Take a closer look at the recently constructed and proposed high-rises in downtown Ottawa, and you’ll see a significant shift in how the city is developing.
Various mixes of commercial and retail units, residential condos or rental apartments, office space and hotel rooms are being combined in new projects. There are few limits in how large infill sites may be divided and integrated to allow for the independent financing and construction of the components within a single site, in one or more buildings or structures.
The days of sole-purpose development are a thing of the past, at least in the urban core.
Why are we seeing this shift? And why should we expect it to continue?
Infill development costs
It’s essential for developers to maximize density within the constraints of zoning and official plan provisions to realize a reasonable return. Developers may attempt to increase the permitted density on an infill site to cover the costs of acquisition, marketing, land development and construction.
Specialization of co-venturers
Integrated mixed-use developments may involve multiple parties. Each partner will ultimately own part of the project and bring expertise to the development, construction and financing of their respective component.
Marketability of complementary uses
Condo residents and office space tenants are increasingly looking for nearby amenities and services – ideally within their building or in an adjacent property. And municipal planners want small-scale commercial and retail uses at grade to help create vibrant, pedestrian-friendly environments.
Market absorption rates
The ability of the market to absorb a building that’s large enough to offset redevelopment costs may be insufficient to ensure full occupancy and return over a reasonable period of time.
Construction financing may depend on commitments of future tenants, or the pre-sale of residential units. Increased density used to offset development costs is of no use where the market is unable to absorb the space constructed. Hence, there is an increased desire to divide the interests and mix the uses to ensure maximum return on an integrated product that the market can absorb over a reasonable timeframe.
The climbing costs of infill urban development are attributed to factors beyond inflation.
The City of Ottawa no longer offers development charge exemptions and reductions to incentivize construction in the core. And changes to the Building Code Act and seismic requirements are forcing developers to dig deeper foundations to support the density above grade.
Additionally, regulators have tightened worksite health and safety rules as well as restrictions on the disposal of demolition waste. These are positive moves, to be sure, but have pushed up costs for developers.
There is a misconception surrounding the profitability of large-scale land development relative to the risks that are assumed by the developer.
Even the most careful financial projections may be disrupted by risk. As projects get larger in scale, the timeline from start to completion is extended, and risks increase. Without some reasonable element of contingency, there is no incentive to undertake urban infill development.
Other risks include:
Uncertainty as to the extent of contamination and the means available to deal with it;
Increased construction costs, which may be harder to predict over long periods of time;
Changes to municipal and/or regulatory requirements that are imposed between land acquisition and construction; and
Site shutdowns due to labour disputes, occupational health and safety issues, and extreme weather conditions.

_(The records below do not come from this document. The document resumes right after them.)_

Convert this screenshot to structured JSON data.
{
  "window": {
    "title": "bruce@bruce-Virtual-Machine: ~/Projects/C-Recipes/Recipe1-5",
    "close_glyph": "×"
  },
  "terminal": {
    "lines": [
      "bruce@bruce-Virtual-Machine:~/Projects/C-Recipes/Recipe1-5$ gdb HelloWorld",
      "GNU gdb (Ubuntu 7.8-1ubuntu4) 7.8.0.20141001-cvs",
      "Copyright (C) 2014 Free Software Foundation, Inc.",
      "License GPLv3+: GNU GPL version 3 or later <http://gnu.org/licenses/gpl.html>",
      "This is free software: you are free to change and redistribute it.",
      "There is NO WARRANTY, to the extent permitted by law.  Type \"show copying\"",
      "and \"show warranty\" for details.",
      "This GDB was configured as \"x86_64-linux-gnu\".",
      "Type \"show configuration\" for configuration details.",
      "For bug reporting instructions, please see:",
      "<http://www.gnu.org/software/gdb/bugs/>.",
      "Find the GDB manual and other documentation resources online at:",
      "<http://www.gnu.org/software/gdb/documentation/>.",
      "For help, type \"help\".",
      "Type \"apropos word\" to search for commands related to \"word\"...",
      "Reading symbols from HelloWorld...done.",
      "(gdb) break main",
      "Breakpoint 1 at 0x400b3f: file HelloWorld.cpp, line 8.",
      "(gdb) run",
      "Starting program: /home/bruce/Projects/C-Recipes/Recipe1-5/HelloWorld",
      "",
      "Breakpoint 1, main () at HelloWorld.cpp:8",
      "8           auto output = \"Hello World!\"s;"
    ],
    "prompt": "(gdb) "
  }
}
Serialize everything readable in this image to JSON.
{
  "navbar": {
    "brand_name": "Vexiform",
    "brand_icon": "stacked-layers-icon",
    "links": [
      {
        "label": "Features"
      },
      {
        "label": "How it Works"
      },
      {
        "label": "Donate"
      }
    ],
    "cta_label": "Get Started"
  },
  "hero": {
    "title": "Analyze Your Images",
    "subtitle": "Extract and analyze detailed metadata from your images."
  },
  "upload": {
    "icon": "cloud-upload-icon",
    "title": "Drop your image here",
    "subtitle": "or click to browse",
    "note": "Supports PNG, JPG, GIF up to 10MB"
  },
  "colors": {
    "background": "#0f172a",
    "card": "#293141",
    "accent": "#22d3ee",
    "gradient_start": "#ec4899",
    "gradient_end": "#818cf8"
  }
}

A great deal of work and financial investment is required between the conception of a large integrated mixed-use development and the date of no return when shovels break ground.
The resources required and risks involved mean that the number of sole-purpose projects – and the developers able to undertake them – will continue to decline.
In smaller markets, where absorption is more limited, co-ventured, mixed-use and integrated developments provide exciting opportunities to deliver the scale of project that is necessary to offset the costs and risks.
Debbie Bellinger is a partner with Nelligan O’Brien Payne, and leader of the real estate and development practice group. She has more than 20 years of experience in the creation and administration of developments that involve shared property interests.